2024年度の関西電力黒部ルートの一般開放に向け、県などは高級感のある旅行プランを検討し、23年度末ごろの販売開始を目指す。14日に県民会館であった県の準備会議で、委託先の旅行会社が発表した。客層や宿泊数に応じ、ルートの見学に周辺観光も加えた複数のパターンを用意し、県民向けの日帰り・低価格プランも設けたい方針を示した。

 委託会社はJTB富山支店(富山市桜町)で、会議で企画案を説明した。杉浦孝典支店長は黒部ルートについて「日本や世界を代表する観光資源になり得る素材。プランを磨き、富山県の交流人口拡大に貢献したい」と話した。

 案は、基本方針に「高付加価値」と「商品価値に見合った価格」を掲げ、40代後半から70代をメインターゲットに据える。

 旅行プランには、電源開発の歴史などを語る案内ガイドが付き添う。黒部市宇奈月温泉の宿泊施設を拠点に2泊3日で周辺の魅力を楽しめたり、インバウンド(訪日外国人)を想定して自然体験を組み込んだりといった企画を例に挙げた。県民が参加しやすい仕組みとして、日帰りを含め比較的短期で、安価で楽しめる内容を検討するとした。

 同社はこの案を軸に県や黒部市、観光関係者などと議論を重ね、23年中にプランをつくり、24年1月ごろに販売を始めたいとした。

 会議に出席した観光や交通の関係者は「ガイドの人材確保が課題」「悪天候の際の対応策を」「明確に『県民枠』を設けてほしい」などと意見を述べた。

 桜美林大の渡辺康洋教授は黒部ルートの受け入れ人数は年間最大1万人に限っているとし「高く売らないといけない。

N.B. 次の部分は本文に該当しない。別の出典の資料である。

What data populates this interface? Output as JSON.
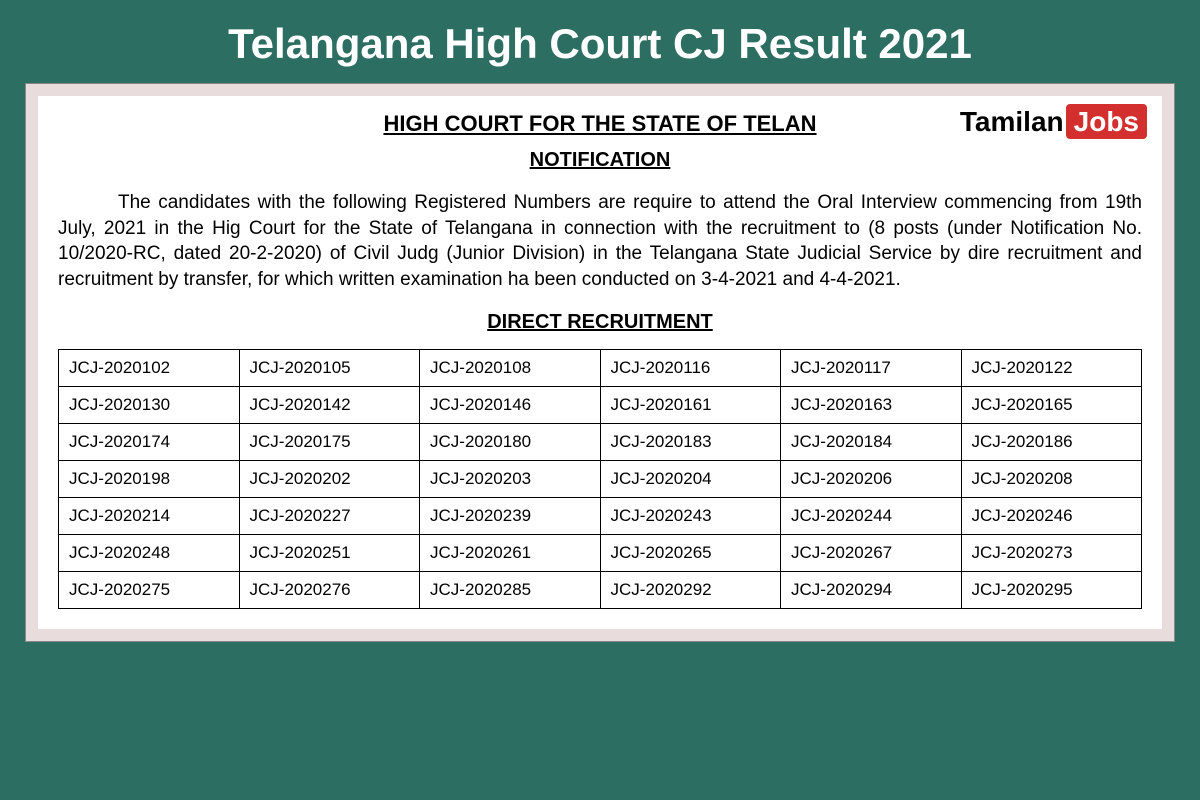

プロモーションが大事だ」と述べた。

 黒部ルートは黒部峡谷鉄道の終点、欅平(けやきだいら)と黒部ダムを結ぶ約18キロの物資輸送路。18年10月に県と関電が協定を結んで開放に合意した。関電は現在安全対策を進めており、会議で藤井俊成北陸支社長は、一部工事が新型コロナウイルスの影響で冬季に中断しているとしつつ「工期内の完成に向け頑張っている」と述べた。